$W$ boson polarization in vector boson scattering at the LHC

TL;DR

This paper proposes a gauge-invariant method to define and analyze the polarization states of W bosons in vector boson scattering at the LHC, addressing conceptual and practical challenges in measuring polarization fractions.

Contribution

It introduces a new approach to define polarized W boson cross sections by dropping non-resonant diagrams and projecting on-shell, enabling polarization measurement in realistic LHC conditions.

Findings

The sum of polarized distributions reproduces full results.

Ratios of polarized to full cross sections match Legendre polynomial projections without cuts.
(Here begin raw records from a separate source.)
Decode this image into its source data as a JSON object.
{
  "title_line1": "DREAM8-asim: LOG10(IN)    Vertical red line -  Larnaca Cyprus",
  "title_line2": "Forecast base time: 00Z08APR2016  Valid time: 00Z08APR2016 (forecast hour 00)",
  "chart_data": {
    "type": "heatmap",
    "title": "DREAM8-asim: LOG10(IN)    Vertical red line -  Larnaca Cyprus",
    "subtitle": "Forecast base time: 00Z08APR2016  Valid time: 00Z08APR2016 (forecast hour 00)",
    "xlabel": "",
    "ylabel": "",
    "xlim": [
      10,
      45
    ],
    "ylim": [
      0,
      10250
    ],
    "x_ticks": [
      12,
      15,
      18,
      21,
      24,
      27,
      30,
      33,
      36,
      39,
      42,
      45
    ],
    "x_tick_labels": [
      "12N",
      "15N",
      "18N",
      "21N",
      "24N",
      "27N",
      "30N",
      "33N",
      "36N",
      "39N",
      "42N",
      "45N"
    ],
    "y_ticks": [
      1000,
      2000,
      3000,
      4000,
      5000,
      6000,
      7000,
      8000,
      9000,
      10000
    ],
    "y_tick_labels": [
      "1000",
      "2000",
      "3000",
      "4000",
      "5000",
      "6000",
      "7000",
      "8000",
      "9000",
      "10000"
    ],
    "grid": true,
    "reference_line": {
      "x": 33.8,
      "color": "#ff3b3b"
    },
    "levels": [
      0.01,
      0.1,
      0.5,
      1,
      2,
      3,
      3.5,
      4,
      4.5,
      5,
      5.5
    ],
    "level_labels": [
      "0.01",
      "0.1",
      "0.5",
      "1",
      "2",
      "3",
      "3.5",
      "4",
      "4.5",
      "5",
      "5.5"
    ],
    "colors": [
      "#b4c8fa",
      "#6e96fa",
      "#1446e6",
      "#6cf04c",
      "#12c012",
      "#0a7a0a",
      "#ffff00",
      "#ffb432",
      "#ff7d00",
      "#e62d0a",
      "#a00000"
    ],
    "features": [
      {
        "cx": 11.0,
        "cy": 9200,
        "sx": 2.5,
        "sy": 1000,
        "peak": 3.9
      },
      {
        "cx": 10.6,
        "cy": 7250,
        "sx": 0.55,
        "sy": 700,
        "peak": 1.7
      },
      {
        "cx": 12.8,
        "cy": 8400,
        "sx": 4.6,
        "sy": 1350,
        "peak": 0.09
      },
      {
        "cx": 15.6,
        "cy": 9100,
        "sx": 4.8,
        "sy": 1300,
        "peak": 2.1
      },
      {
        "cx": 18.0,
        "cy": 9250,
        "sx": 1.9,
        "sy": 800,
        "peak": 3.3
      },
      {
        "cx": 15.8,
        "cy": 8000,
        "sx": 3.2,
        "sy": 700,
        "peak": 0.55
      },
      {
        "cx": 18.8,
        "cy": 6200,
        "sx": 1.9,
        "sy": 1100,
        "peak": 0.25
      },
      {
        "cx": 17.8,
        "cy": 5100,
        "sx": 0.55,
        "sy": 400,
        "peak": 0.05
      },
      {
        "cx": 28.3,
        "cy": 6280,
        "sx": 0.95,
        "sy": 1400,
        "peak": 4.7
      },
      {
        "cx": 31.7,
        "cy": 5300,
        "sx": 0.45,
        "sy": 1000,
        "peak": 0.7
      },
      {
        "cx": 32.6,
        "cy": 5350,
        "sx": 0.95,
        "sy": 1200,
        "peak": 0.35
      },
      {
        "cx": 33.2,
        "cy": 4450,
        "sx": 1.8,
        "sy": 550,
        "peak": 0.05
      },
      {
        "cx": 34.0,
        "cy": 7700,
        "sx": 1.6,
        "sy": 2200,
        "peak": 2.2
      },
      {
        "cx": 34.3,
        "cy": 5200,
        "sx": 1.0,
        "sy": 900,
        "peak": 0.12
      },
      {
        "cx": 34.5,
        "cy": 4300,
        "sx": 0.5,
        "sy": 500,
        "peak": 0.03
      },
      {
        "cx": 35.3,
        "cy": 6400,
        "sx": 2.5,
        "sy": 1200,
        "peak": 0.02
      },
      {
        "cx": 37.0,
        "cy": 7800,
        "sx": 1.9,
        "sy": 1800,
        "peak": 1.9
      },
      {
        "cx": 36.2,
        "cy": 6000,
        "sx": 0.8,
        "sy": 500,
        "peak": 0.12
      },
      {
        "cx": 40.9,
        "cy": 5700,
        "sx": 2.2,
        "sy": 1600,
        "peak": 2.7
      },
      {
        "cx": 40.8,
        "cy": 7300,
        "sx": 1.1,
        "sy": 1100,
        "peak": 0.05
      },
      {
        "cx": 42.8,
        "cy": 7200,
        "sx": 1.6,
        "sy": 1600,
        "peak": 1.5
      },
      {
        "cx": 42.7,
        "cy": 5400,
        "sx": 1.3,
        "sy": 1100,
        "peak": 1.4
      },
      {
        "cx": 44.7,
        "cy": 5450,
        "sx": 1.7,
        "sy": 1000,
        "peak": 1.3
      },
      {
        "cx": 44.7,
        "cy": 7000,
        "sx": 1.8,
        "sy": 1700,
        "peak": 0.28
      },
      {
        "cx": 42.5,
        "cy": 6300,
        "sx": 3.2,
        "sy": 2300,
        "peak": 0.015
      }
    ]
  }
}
Angular distribution shapes can be used to extract polarization fractions with selection cuts.

Abstract

Measuring the scattering of longitudinally-polarized vector bosons represents a fundamental test of ElectroWeak Symmetry Breaking. In addition to the challenges provided by low rates and large backgrounds, there are conceptual issues which need to be clarified for the definition of a suitable signal. Since vector bosons are unstable and can only be observed through their decay products, the polarization states interfere among themselves. Moreover, already at tree level, there are diagrams which cannot be interpreted as production times decay of EW bosons but are necessary for gauge invariance. We discuss a possible way to define a cross section for polarized $W$'s, dropping all non resonant diagrams, and projecting on shell the resonant ones, thus, preserving gauge invariance. In most cases, the sum of polarized distributions reproduces the full results. In the absence of cuts, the ratios of the polarized cross sections to the full one agree with the results of a standard projection on Legendre polynomials. While the latter cannot be employed in a realistic environment, a comparison of the data with the shapes of the angular distributions for polarized vector bosons allows the extraction of the polarization fractions in the presence of selection cuts on the charged leptons.